In der Debatte um Bundespräsident Christian Wulff wird jetzt auch erstmals Kritik an Bundeskanzlerin Angela Merkel (CDU) laut. Das politische Deutschland hülle sich in Schweigen, weil niemand den ersten Stein werfen dürfe, sagte der frühere Wirtschaftsminister von Schleswig-Holstein, Werner Marnette (CDU), der Onlineausgabe des "Handelsblatts". Dabei treffe auch die Kanzlerin "eine entscheidende Mitschuld", so der CDU-Politiker. "Denn ihre kalte Machtpolitik hatte einen geachteten und erfahrenen Bundespräsidenten aus dem Amt hinaus- und einen offenbar menschlich und politisch unreifen Karrierepolitiker in das Amt hineingedrängt." Daraus könne man lernen: "Ministerpräsident und Kanzler kann jeder werden. Doch für das höchste Staatsamt bedarf es einer ausgewiesenen Lebensleistung."

Nach der versuchten Pressebeeinflussung von Wulff forderte Marnette das Staatsoberhaupt zudem eindringlich auf, für Aufklärung zu sorgen. Das Ausland stehe dem Treiben verwundert gegenüber, und Deutschland, insbesondere das politische Deutschland, sei fassungslos über die Zurückhaltung Wulffs. "Unsere Bürger spüren längst, dass die demokratische Grundordnung dauerhaft beschädigt werden könnte, wenn nicht bald eine befreiende Klarstellung des Bundespräsidenten erfolgt", sagte der CDU-Politiker und fügte hinzu: "Dies wäre jetzt höchste Amtspflicht."

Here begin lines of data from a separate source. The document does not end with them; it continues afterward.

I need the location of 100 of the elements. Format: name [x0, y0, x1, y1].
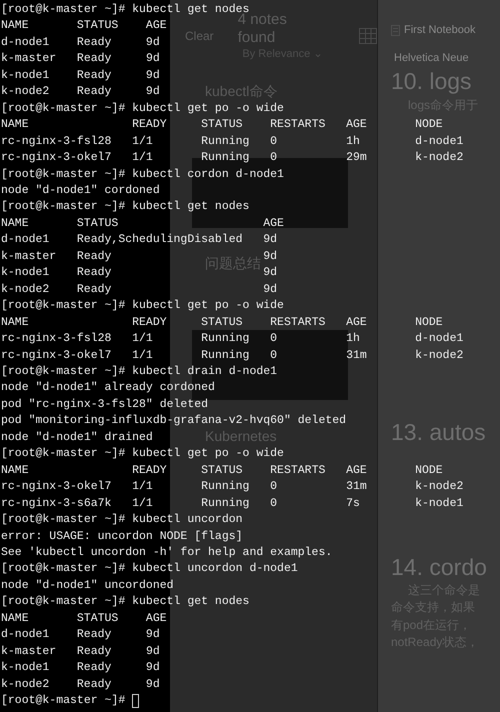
table-cell-text: 1/1: [132, 331, 153, 348]
column-header: READY: [132, 462, 167, 479]
terminal-line: node "d-node1" uncordoned: [1, 578, 174, 594]
column-header: NAME: [1, 462, 29, 479]
column-header: AGE: [346, 462, 367, 479]
table-cell-text: k-node1: [1, 265, 50, 282]
column-header: AGE: [346, 314, 367, 331]
table-cell-text: k-node2: [415, 150, 464, 166]
column-header: NODE: [415, 462, 443, 479]
table-cell-text: 31m: [346, 479, 367, 496]
table-cell-text: Ready: [76, 644, 112, 660]
table-cell-text: d-node1: [1, 232, 50, 248]
table-cell-text: Ready,SchedulingDisabled: [76, 232, 243, 248]
table-cell-text: 9d: [146, 68, 160, 84]
table-cell-text: Running: [201, 331, 250, 348]
terminal-line: pod "rc-nginx-3-fsl28" deleted: [1, 396, 208, 413]
table-cell-text: Ready: [76, 84, 112, 100]
table-cell-text: 29m: [346, 150, 367, 166]
table-cell-text: d-node1: [415, 134, 464, 150]
terminal-line: error: USAGE: uncordon NODE [flags]: [1, 528, 243, 544]
table-cell-text: Ready: [76, 265, 112, 282]
table-cell-text: rc-nginx-3-fsl28: [1, 331, 112, 348]
table-cell: 0: [270, 348, 278, 364]
column-header: AGE: [146, 610, 167, 627]
column-header: NODE: [415, 117, 443, 134]
column-header: NAME: [1, 18, 29, 34]
table-cell-text: k-master: [1, 248, 56, 265]
column-header: STATUS: [201, 314, 243, 331]
column-header: RESTARTS: [270, 314, 326, 331]
table-cell-text: 0: [270, 134, 278, 150]
table-cell-text: Ready: [76, 248, 112, 265]
table-cell-text: k-node2: [415, 479, 464, 496]
column-header: READY: [132, 117, 167, 134]
table-cell-text: 1/1: [132, 150, 153, 166]
notebook-name[interactable]: First Notebook: [404, 22, 476, 38]
terminal-line: [root@k-master ~]# kubectl get nodes: [1, 594, 250, 610]
table-cell-text: 9d: [146, 676, 160, 693]
table-cell-text: Ready: [76, 51, 112, 68]
table-cell-text: 0: [270, 479, 278, 496]
table-cell-text: 9d: [263, 248, 278, 265]
table-cell-text: 1h: [346, 134, 360, 150]
font-selector[interactable]: Helvetica Neue: [394, 50, 469, 66]
grid-view-icon[interactable]: [359, 28, 377, 44]
table-cell-text: Running: [201, 150, 250, 166]
terminal-line: [root@k-master ~]# kubectl drain d-node1: [1, 364, 278, 380]
table-cell-text: 9d: [146, 644, 160, 660]
table-cell-text: Running: [201, 479, 250, 496]
terminal-prompt: [root@k-master ~]#: [1, 693, 126, 710]
table-cell-text: Ready: [76, 282, 112, 298]
column-header: STATUS: [201, 117, 243, 134]
terminal-line: [root@k-master ~]# kubectl get nodes: [1, 199, 250, 216]
column-header: AGE: [263, 216, 284, 232]
table-cell-text: Ready: [76, 676, 112, 693]
table-cell-text: 9d: [146, 627, 160, 644]
table-cell-text: 1/1: [132, 134, 153, 150]
table-cell-text: k-node2: [1, 676, 50, 693]
terminal-line: [root@k-master ~]# kubectl get po -o wide: [1, 446, 284, 462]
table-cell-text: k-node2: [1, 282, 50, 298]
column-header: RESTARTS: [270, 117, 326, 134]
table-cell-text: 1/1: [132, 479, 153, 496]
table-cell-text: rc-nginx-3-s6a7k: [1, 496, 112, 512]
table-cell-text: 9d: [146, 660, 160, 676]
table-cell-text: k-master: [1, 644, 56, 660]
column-header: STATUS: [76, 18, 118, 34]
table-cell-text: Ready: [76, 34, 112, 51]
table-cell-text: k-master: [1, 51, 56, 68]
terminal-line: [root@k-master ~]# kubectl uncordon d-node1: [1, 561, 298, 578]
table-cell-text: k-node1: [1, 660, 50, 676]
table-cell-text: d-node1: [1, 627, 50, 644]
column-header: RESTARTS: [270, 462, 326, 479]
terminal-line: node "d-node1" already cordoned: [1, 380, 215, 396]
table-cell-text: d-node1: [1, 34, 50, 51]
table-cell-text: 9d: [263, 282, 278, 298]
table-cell-text: 1/1: [132, 496, 153, 512]
table-cell: 1/1: [132, 348, 153, 364]
table-cell-text: 9d: [263, 232, 278, 248]
table-cell-text: 7s: [346, 496, 360, 512]
terminal-line: [root@k-master ~]# kubectl get po -o wide: [1, 298, 284, 314]
table-cell-text: rc-nginx-3-okel7: [1, 150, 112, 166]
table-cell: k-node2: [415, 348, 464, 364]
terminal-line: pod "monitoring-influxdb-grafana-v2-hvq60" deleted: [1, 413, 346, 430]
table-cell-text: Running: [201, 134, 250, 150]
column-header: NAME: [1, 314, 29, 331]
cursor: [132, 694, 140, 708]
column-header: STATUS: [76, 216, 118, 232]
table-cell-text: 9d: [146, 84, 160, 100]
terminal-line: [root@k-master ~]# kubectl get po -o wide: [1, 100, 284, 117]
table-cell-text: k-node1: [1, 68, 50, 84]
table-cell: Running: [201, 348, 250, 364]
column-header: NAME: [1, 117, 29, 134]
table-cell-text: 9d: [146, 51, 160, 68]
table-cell-text: Ready: [76, 660, 112, 676]
table-cell-text: 0: [270, 150, 278, 166]
table-cell-text: 1h: [346, 331, 360, 348]
table-cell-text: 9d: [263, 265, 278, 282]
terminal-line: [root@k-master ~]# kubectl uncordon: [1, 512, 243, 528]
table-cell: 31m: [346, 348, 367, 364]
terminal-line: node "d-node1" drained: [1, 430, 153, 446]
table-cell-text: Running: [201, 496, 250, 512]
column-header: AGE: [146, 18, 167, 34]
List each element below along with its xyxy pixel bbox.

Wulff hat laut Medienberichten versucht, die Berichterstattung über seinen umstrittenen Privatkredit mit Interventionen beim Axel Springer Verlag zu verhindern. So hat er nach Angaben der "Bild"-Chefredaktion in einem Anruf bei Chefredakteur Kai Diekmann dem verantwortlichen Redakteur mit strafrechtlichen Konsequenzen gedroht, sollte ein Beitrag über seinen umstrittenen Kredit veröffentlicht werden. Auch beim Chef des Axel-Springer-Verlages, Mathias Döpfner, hat er demnach interveniert. Wulff selbst nahm dazu bislang öffentlich nicht Stellung.